\u3000\u3 Shengda Resources Co.Ltd(000603) 214 Shanghai Aiyingshi Co.Ltd(603214) )
Event: the company released the first quarter report of 2022. In 2022q1, the company realized a revenue of 855 million yuan / year-on-year + 57.38%, a net profit attributable to the parent of -122715 million yuan (111158 million yuan in the same period last year), and a net profit not attributable to the parent of -169008 million yuan (2.4772 million yuan in the same period last year). We estimate that excluding the impact of Beibei bear consolidation, the company’s revenue is about + 20-30% year-on-year, and the store end revenue is basically the same.

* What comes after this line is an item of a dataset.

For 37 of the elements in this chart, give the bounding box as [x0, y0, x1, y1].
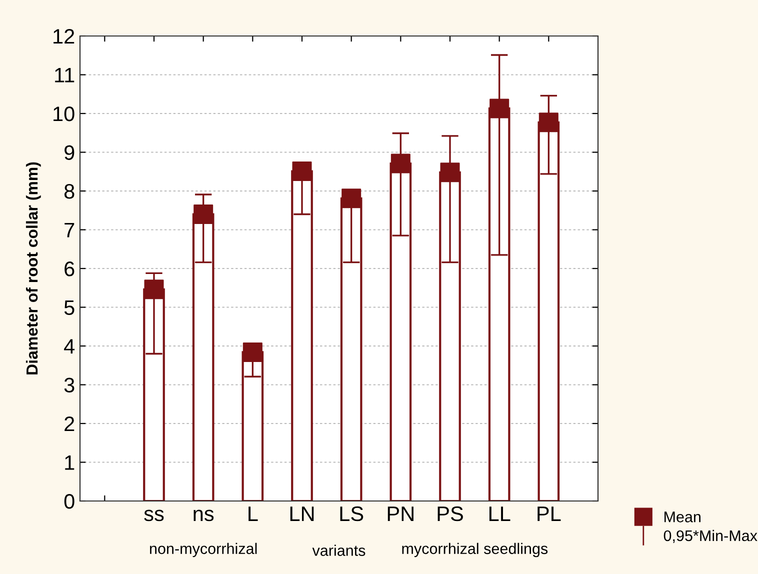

Stores continue to adjust, online continues to shine, and Shanghai is disturbed. 1) Integrate back door stores and continue to adjust: in 2021q1, the company opened four new stores and one new store in Zhejiang / Fujian / Hubei / Sichuan; A total of 22 stores were closed, and 1 / 3 / 5 / 1 / 2 / 8 / 2 stores were closed in Shanghai / Zhejiang / Jiangsu / Chongqing / Hubei / Hunan / Jiangxi respectively. By the end of the period, a total of 508 stores had been set up nationwide. 2) Online performance continues to shine. In 2022q1, the company’s online business realized a revenue of 158 million yuan, a year-on-year increase of + 499.88%, accounting for 18.44%. 3) Shanghai may be affected by the epidemic, with a year-on-year income of – 12.09%, and the income of other regions is estimated to be basically stable year-on-year.

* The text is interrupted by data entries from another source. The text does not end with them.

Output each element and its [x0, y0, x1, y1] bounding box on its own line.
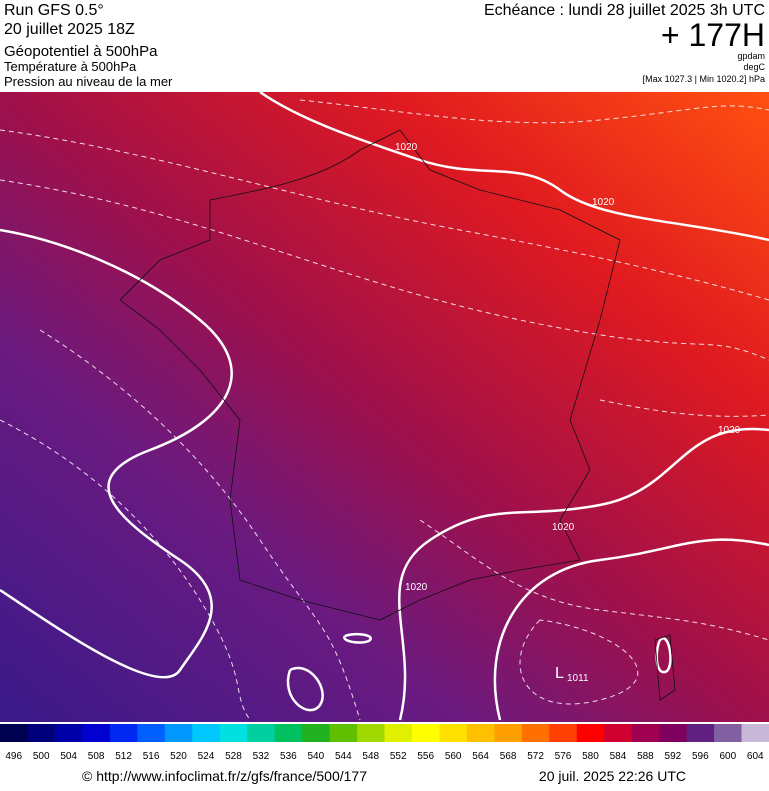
colorbar-label: 528 — [225, 751, 242, 762]
color-swatch — [54, 724, 83, 742]
color-swatch — [247, 724, 276, 742]
colorbar-label: 560 — [445, 751, 462, 762]
color-swatch — [109, 724, 138, 742]
colorbar-label: 580 — [582, 751, 599, 762]
low-marker: L — [555, 665, 564, 682]
colorbar-label: 524 — [198, 751, 215, 762]
colorbar-label: 520 — [170, 751, 187, 762]
color-swatch — [192, 724, 221, 742]
color-swatch — [27, 724, 56, 742]
subtitle: Température à 500hPa — [4, 59, 137, 74]
isobar-label: 1020 — [405, 582, 428, 593]
colorbar-label: 604 — [747, 751, 764, 762]
color-swatch — [411, 724, 440, 742]
color-swatch — [576, 724, 605, 742]
color-swatch — [219, 724, 248, 742]
colorbar-label: 564 — [472, 751, 489, 762]
color-swatch — [0, 724, 28, 742]
subtitle: Pression au niveau de la mer — [4, 74, 173, 89]
isobar-label: 1020 — [395, 142, 418, 153]
timestamp: 20 juil. 2025 22:26 UTC — [539, 768, 686, 784]
colorbar-label: 540 — [307, 751, 324, 762]
isobar-label: 1020 — [552, 522, 575, 533]
source-url: © http://www.infoclimat.fr/z/gfs/france/… — [82, 768, 367, 784]
color-swatch — [686, 724, 715, 742]
isotherms — [0, 99, 769, 721]
color-swatch — [82, 724, 111, 742]
coastlines — [119, 129, 676, 701]
isobar-label: 1020 — [592, 197, 615, 208]
color-swatch — [164, 724, 193, 742]
colorbar-label: 556 — [417, 751, 434, 762]
colorbar-label: 568 — [500, 751, 517, 762]
run-label: Run GFS 0.5° — [4, 2, 104, 19]
echeance: Echéance : lundi 28 juillet 2025 3h UTC — [484, 2, 765, 19]
color-swatch — [741, 724, 769, 742]
run-date: 20 juillet 2025 18Z — [4, 21, 135, 38]
colorbar-label: 512 — [115, 751, 132, 762]
isobar-label: 1020 — [718, 425, 741, 436]
colorbar-label: 576 — [555, 751, 572, 762]
colorbar-label: 572 — [527, 751, 544, 762]
colorbar-label: 600 — [719, 751, 736, 762]
colorbar-label: 584 — [610, 751, 627, 762]
pressure-range: [Max 1027.3 | Min 1020.2] hPa — [643, 74, 765, 84]
color-swatch — [466, 724, 495, 742]
unit: gpdam — [737, 51, 765, 61]
colorbar-label: 496 — [5, 751, 22, 762]
color-swatch — [137, 724, 166, 742]
lead-time: + 177H — [661, 17, 765, 53]
colorbar-label: 500 — [33, 751, 50, 762]
title: Géopotentiel à 500hPa — [4, 43, 158, 60]
color-swatch — [521, 724, 550, 742]
colorbar-label: 548 — [362, 751, 379, 762]
color-swatch — [714, 724, 743, 742]
color-swatch — [302, 724, 331, 742]
color-swatch — [631, 724, 660, 742]
color-swatch — [659, 724, 688, 742]
map: 1020 1020 1020 1020 1020 L 1011 — [0, 90, 769, 722]
color-swatch — [549, 724, 578, 742]
color-swatch — [357, 724, 385, 742]
colorbar-label: 552 — [390, 751, 407, 762]
colorbar-label: 588 — [637, 751, 654, 762]
color-swatch — [439, 724, 468, 742]
isobars — [0, 90, 769, 721]
color-swatch — [604, 724, 633, 742]
color-swatch — [494, 724, 523, 742]
colorbar: 496 500 504 508 512 516 520 524 528 532 536 540 544 5… — [0, 724, 769, 762]
low-value: 1011 — [567, 673, 589, 684]
colorbar-label: 596 — [692, 751, 709, 762]
colorbar-label: 592 — [665, 751, 682, 762]
colorbar-label: 536 — [280, 751, 297, 762]
map-background — [0, 92, 769, 722]
colorbar-label: 508 — [88, 751, 105, 762]
colorbar-label: 504 — [60, 751, 77, 762]
color-swatch — [274, 724, 303, 742]
colorbar-label: 516 — [143, 751, 160, 762]
unit: degC — [743, 62, 765, 72]
color-swatch — [384, 724, 413, 742]
colorbar-label: 544 — [335, 751, 352, 762]
colorbar-label: 532 — [253, 751, 270, 762]
color-swatch — [329, 724, 358, 742]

The gross profit margin decreased year-on-year, and the expense rate increased during the period. 1) In 2022q1, the gross profit margin of the company increased from -3.68pct to 25.26% year-on-year. By category, milk powder / consumer goods / cotton textile / food / toys / lathes -3.35pct / + 2.90pct / – 2.56pct / – 3.15pct / – 5.63pct / – 0.65pct, mainly due to online promotion and lower gross profit margin. 2) On the expense side, affected by Beibei bear’s consolidation and online promotion, the company’s sales expenses increased year-on-year. However, due to the revenue source of online business expansion, the company’s sales expense rate / management expense rate increased from -1.22pct / – 0.44pct to 21.95% / 3.11% year-on-year respectively. 3) Overall, the net profit margin attributable to the parent company was -3.48pct year-on-year, and the profitability was under pressure.

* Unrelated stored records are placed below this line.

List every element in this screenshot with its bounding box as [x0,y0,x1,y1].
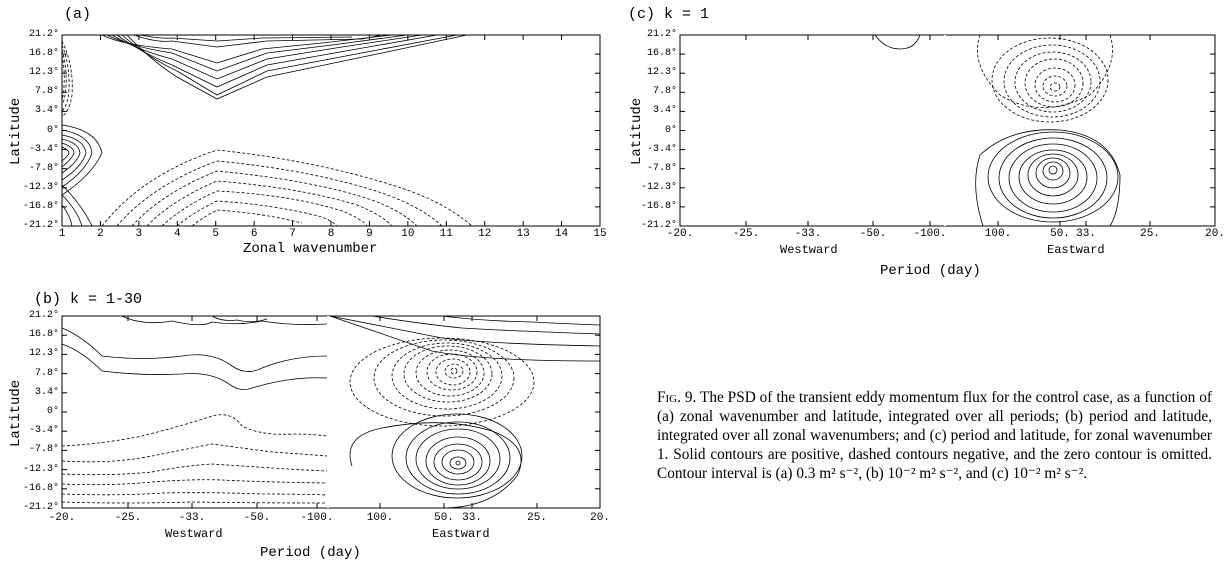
panel-c-ytick-label: 0° [664,124,677,136]
panel-a-ytick-label: -3.4° [28,143,59,155]
panel-c-xtick-label: 33. [1076,228,1096,240]
panel-b-xtick-label: -50. [243,512,271,524]
panel-b-contours-lower-dashed [61,414,328,504]
panel-c-xtick-label: 50. [1050,228,1070,240]
panel-a-xtick-label: 3 [135,228,143,240]
panel-b-ytick-label: 7.8° [34,367,59,379]
panel-c-xtick-label: 25. [1140,228,1160,240]
panel-b-xlabel: Period (day) [260,545,361,561]
panel-a-xtick-label: 13 [516,228,530,240]
panel-a-ytick-label: -21.2° [22,220,59,231]
panel-b-xtick-label: -25. [114,512,142,524]
figure-caption: Fig. 9. The PSD of the transient eddy mo… [657,388,1212,483]
panel-c-ytick-label: 16.8° [646,48,677,60]
panel-a-contours-left-dashed [61,40,73,118]
panel-b-xtick-label: -100. [300,512,334,524]
panel-c-ytick-label: -3.4° [646,143,677,155]
panel-b-ytick-label: 0° [46,406,59,417]
panel-b-contours-lower-solid [349,413,523,509]
panel-b-ytick-label: -3.4° [28,425,59,437]
panel-b-ytick-label: 21.2° [28,310,59,321]
panel-b-xtick-label: 25. [527,512,547,524]
panel-b-westward: Westward [165,527,223,541]
panel-c-xtick-label: -20. [666,228,694,240]
panel-a-ytick-label: -16.8° [22,200,59,212]
panel-c-ytick-label: -7.8° [646,162,677,174]
panel-c-contours-upper-dashed [977,34,1113,123]
panel-c-ytick-label: 7.8° [652,86,677,98]
panel-c-xlabel: Period (day) [880,263,981,279]
panel-b-xtick-label: 50. [434,512,454,524]
panel-a-ytick-label: 7.8° [34,86,59,98]
caption-fig-number: Fig. 9. [657,389,697,406]
panel-c-label: (c) k = 1 [628,6,710,23]
panel-a-xtick-label: 1 [58,228,66,240]
panel-a-label: (a) [64,6,92,23]
panel-a-contours-bottom-dashed [101,149,473,227]
panel-b-ytick-label: 3.4° [34,386,59,398]
panel-b-xtick-label: -33. [178,512,206,524]
panel-a-xtick-label: 12 [478,228,492,240]
panel-c-ytick-label: -21.2° [640,220,677,231]
panel-c-xtick-label: -33. [794,228,822,240]
panel-a-ytick-label: 21.2° [28,29,59,40]
panel-c-xtick-label: -50. [859,228,887,240]
panel-b-ytick-label: -7.8° [28,444,59,456]
panel-a-xtick-label: 9 [366,228,373,240]
panel-a-xtick-label: 6 [250,228,258,240]
panel-a-contours-left-solid [61,124,103,227]
panel-c-ytick-label: 21.2° [646,29,677,40]
panel-a-ytick-label: -7.8° [28,162,59,174]
panel-a-xtick-label: 8 [327,228,335,240]
panel-b-contours-upper-dashed [349,337,535,427]
panel-a-contours-top-solid [101,34,468,100]
panel-a-ytick-label: -12.3° [22,181,59,193]
panel-b-ytick-label: 16.8° [28,329,59,341]
panel-a-xtick-label: 2 [97,228,104,240]
panel-b-xtick-label: 33. [462,512,482,524]
panel-b-xtick-label: 20. [590,512,610,524]
caption-text: The PSD of the transient eddy momentum f… [657,389,1212,482]
panel-c-westward: Westward [780,243,838,257]
panel-a-xtick-label: 14 [554,228,569,240]
panel-b-plot [61,315,601,509]
panel-a-xtick-label: 10 [401,228,415,240]
panel-c-frame [679,34,1216,227]
panel-c-xtick-label: 20. [1205,228,1225,240]
panel-a-xtick-label: 15 [593,228,607,240]
panel-a-xtick-label: 5 [212,228,219,240]
panel-a-ytick-label: 0° [46,124,59,136]
panel-b-frame [61,315,601,509]
panel-c-xtick-label: 100. [984,228,1012,240]
panel-b-ytick-label: -21.2° [22,502,59,513]
panel-c-ytick-label: 3.4° [652,105,677,117]
panel-c-contours-top-solid [874,34,921,50]
panel-b-contours-top-solid [61,315,601,390]
panel-b-xtick-label: 100. [366,512,394,524]
panel-c-contours-lower-solid [975,129,1121,227]
panel-b-ytick-label: 12.3° [28,348,59,360]
panel-c-eastward: Eastward [1047,243,1105,257]
panel-c-ytick-label: -12.3° [640,181,677,193]
panel-c-xtick-label: -100. [913,228,947,240]
panel-a-xtick-label: 7 [289,228,296,240]
panel-a-ytick-label: 12.3° [28,67,59,79]
panel-b-ytick-label: -12.3° [22,463,59,475]
panel-b-ytick-label: -16.8° [22,482,59,494]
panel-c-ytick-label: 12.3° [646,67,677,79]
panel-b-label: (b) k = 1-30 [34,291,143,308]
panel-a-xtick-label: 4 [173,228,181,240]
panel-a-plot [61,34,601,227]
panel-b-xtick-label: -20. [48,512,76,524]
panel-a-xtick-label: 11 [439,228,453,240]
panel-c-xtick-label: -25. [732,228,760,240]
panel-a-ytick-label: 16.8° [28,48,59,60]
panel-a-xlabel: Zonal wavenumber [243,241,378,257]
panel-a-ytick-label: 3.4° [34,105,59,117]
panel-b-eastward: Eastward [432,527,490,541]
panel-c-ytick-label: -16.8° [640,200,677,212]
panel-c-plot [679,34,1216,227]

The company actively responded to the epidemic in Shanghai. At the beginning of March, the company entered the state of emergency guarantee at the first time. On March 23, as a professional mother and baby chain enterprise, the company became the first batch of key enterprises in Shanghai to ensure the supply of living materials, comprehensively ensuring the rapid supply of just needed goods. As of April 26, more than 40 stores in Shanghai have returned to work and production. They adhere to the combination of Wuxi Online Offline Communication Information Technology Co.Ltd(300959) and actively respond to the epidemic.
Investment suggestion: the company is a mother baby chain leader with outstanding reputation, product portfolio adjustment ability and efficiency advantages. The current short-term epidemic has been disturbed and is in the stage of store adjustment and M & A integration. It conforms to the trend of transformation and has an impact on profitability. It is estimated that the net profit attributable to the parent company in 2022 / 2023 will be 91 / 100 million yuan, EPS will be 0.64 and 0.71 yuan / share respectively, and the current share price corresponding to PE will be 24 / 22 times respectively, maintaining the “overweight” rating of the company and the target price will be 20 yuan.
Risk tips: 1) the epidemic has seriously affected consumption, resulting in the exhibition stores falling short of expectations for a long time; 2) The same store in Shanghai has fallen sharply for a long time; 3) Supply chain optimization is not as expected; 4) Industry competition has intensified.